The Princess unveiled a plaque at Portsmouth Naval Base this afternoon (Mon 20 Mar 17) officially naming the vast berth as The Princess Royal Jetty. It will be home to the Royal Navy’s two new 65,000-tonne Queen Elizabeth class aircraft carriers.
Formerly known as Middle Slip Jetty, the berth has been upgraded and strengthened to support the carriers as part of a raft of infrastructure upgrades taking place ahead of the arrival of the first ship – HMS Queen Elizabeth – later this year.
Her Royal Highness met some of the workers involved in the jetty’s two-year refurbishment, as well as Royal Navy bomb disposal experts responsible for safely disposing of historic ordnance. A number of wartime devices have been recently uncovered by dredging work in preparation for the arrival of the two new aircraft carriers.
The Portsmouth Naval Base Commander, Commodore Jeremy Rigby, hosted the visit by The Princess Royal. As Commodore-in-Chief for Portsmouth, she is a frequent visitor to the naval base and takes a keen interest in activities there.
Cdre Rigby said:
It was a privilege to welcome Her Royal Highness back into the naval base to officially name this historic jetty.
Work continues at a pace to get our naval base ready for the arrival of HMS Queen Elizabeth later this year and the excitement builds as we now enter the final stages of work, testing and training ahead of her arrival.
The jetty, parts of which date back over 90 years, has been refurbished in addition to the dredging of the approach channel, inner harbour area and berth in order to make them deep and wide enough for the new ships, moving three million cubic metres of clay, sand and gravel from an area the size of 200 football pitches.

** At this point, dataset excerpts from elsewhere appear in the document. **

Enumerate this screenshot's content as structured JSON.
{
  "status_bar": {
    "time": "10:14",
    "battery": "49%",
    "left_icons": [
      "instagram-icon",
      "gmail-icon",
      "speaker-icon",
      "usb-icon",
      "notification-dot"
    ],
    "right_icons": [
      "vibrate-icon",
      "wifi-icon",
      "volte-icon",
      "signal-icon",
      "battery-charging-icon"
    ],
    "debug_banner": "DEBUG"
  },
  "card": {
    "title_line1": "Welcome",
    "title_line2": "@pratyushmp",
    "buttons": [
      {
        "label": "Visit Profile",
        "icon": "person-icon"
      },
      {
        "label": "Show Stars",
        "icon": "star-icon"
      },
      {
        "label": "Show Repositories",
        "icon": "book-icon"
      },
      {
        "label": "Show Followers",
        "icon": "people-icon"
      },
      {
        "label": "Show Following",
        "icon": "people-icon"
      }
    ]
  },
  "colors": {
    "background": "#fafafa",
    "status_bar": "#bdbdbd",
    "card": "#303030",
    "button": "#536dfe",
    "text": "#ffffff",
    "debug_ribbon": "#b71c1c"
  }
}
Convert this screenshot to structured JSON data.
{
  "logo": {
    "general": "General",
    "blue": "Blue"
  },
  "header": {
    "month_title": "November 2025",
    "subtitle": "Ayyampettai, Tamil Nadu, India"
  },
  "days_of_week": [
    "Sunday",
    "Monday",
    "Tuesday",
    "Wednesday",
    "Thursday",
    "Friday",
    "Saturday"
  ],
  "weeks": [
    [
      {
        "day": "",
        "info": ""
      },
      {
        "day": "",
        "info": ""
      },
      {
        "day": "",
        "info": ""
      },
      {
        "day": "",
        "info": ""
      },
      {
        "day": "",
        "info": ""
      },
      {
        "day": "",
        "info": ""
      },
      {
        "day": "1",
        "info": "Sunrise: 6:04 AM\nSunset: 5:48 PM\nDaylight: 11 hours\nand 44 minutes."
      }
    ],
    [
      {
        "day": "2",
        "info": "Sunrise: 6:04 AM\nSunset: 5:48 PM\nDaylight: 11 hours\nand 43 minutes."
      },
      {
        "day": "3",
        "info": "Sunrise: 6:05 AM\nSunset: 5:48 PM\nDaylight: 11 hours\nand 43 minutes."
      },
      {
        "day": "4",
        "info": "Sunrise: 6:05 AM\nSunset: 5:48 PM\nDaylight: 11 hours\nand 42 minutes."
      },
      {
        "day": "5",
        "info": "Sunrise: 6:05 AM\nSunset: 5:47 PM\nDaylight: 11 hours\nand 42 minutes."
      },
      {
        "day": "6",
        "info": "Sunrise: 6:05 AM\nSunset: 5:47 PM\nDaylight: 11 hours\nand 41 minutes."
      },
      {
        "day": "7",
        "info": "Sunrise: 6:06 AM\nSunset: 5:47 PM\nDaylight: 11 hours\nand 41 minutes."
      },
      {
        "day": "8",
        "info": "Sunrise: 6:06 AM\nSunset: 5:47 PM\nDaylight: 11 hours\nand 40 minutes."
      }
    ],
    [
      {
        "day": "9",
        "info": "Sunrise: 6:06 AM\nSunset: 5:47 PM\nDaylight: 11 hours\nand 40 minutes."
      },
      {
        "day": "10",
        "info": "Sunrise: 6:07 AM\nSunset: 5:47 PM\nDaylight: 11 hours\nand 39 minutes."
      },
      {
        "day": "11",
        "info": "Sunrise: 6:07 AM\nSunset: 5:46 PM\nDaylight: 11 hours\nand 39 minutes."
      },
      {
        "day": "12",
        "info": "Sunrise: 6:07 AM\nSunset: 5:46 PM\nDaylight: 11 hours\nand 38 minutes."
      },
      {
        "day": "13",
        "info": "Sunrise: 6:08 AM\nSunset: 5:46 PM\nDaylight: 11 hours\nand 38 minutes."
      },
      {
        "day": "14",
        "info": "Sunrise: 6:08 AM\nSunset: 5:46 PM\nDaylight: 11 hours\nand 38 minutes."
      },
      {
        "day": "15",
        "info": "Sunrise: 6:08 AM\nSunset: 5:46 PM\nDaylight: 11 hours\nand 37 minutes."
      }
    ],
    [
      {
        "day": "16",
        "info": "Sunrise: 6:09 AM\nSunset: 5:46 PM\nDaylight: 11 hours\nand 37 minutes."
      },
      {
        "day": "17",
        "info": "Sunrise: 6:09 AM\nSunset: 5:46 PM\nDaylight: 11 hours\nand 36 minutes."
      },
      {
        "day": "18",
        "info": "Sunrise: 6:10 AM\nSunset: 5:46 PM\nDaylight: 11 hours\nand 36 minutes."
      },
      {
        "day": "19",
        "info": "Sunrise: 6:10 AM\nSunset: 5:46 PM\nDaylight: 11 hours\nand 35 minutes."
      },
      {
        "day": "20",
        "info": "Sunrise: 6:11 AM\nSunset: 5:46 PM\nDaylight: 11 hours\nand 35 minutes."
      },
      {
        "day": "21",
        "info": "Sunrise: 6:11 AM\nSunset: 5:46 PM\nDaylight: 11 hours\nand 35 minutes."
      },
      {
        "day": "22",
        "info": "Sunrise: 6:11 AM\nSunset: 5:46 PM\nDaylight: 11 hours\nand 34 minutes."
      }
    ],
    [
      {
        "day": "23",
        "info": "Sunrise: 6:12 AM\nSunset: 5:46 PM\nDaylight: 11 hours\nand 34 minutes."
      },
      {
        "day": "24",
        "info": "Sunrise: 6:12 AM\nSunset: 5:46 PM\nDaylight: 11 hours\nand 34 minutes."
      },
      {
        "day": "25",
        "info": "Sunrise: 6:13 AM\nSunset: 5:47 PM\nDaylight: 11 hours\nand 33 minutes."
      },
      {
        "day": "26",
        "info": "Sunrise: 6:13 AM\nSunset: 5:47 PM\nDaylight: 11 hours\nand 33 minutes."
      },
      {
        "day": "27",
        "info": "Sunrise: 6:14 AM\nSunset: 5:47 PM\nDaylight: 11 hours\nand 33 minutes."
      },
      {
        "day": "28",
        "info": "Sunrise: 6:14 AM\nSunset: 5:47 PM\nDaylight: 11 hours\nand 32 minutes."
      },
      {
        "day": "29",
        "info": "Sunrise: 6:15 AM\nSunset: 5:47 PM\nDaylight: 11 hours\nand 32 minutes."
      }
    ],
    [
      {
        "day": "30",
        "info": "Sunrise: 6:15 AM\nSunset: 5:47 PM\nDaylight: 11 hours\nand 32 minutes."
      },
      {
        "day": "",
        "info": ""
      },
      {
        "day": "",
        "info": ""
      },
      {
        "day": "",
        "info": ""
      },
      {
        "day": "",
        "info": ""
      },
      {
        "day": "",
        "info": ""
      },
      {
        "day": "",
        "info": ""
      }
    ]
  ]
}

Minister for Defence Procurement, Harriett Baldwin, said:
The work on The Princess Royal Jetty is a fantastic example of how we are investing in the future of the Royal Navy and is the culmination of £100m of infrastructure upgrades in Portsmouth in preparation for our two new aircraft carriers.
The Queen Elizabeth class carriers, together with our F-35 jets will transform our ability to project power around the world.
Bespoke navigational lights, a high-voltage electrical supply and specialist carrier-specific gangways, known as ‘brows’, are also being provided as part of the £100m programme of works. The Defence Infrastructure Organisation (DIO) has worked with VolkerStevin and BAE Systems to deliver the package of infrastructure needed for the carriers.
Last week, the giant American supply ship USNS Robert E Peary tested the strength of the new jetty by coming alongside in Portsmouth. The US ship, which despite its mammoth size is still 200ft shorter than the Queen Elizabeth carriers, was the first vessel to use the jetty since its completion.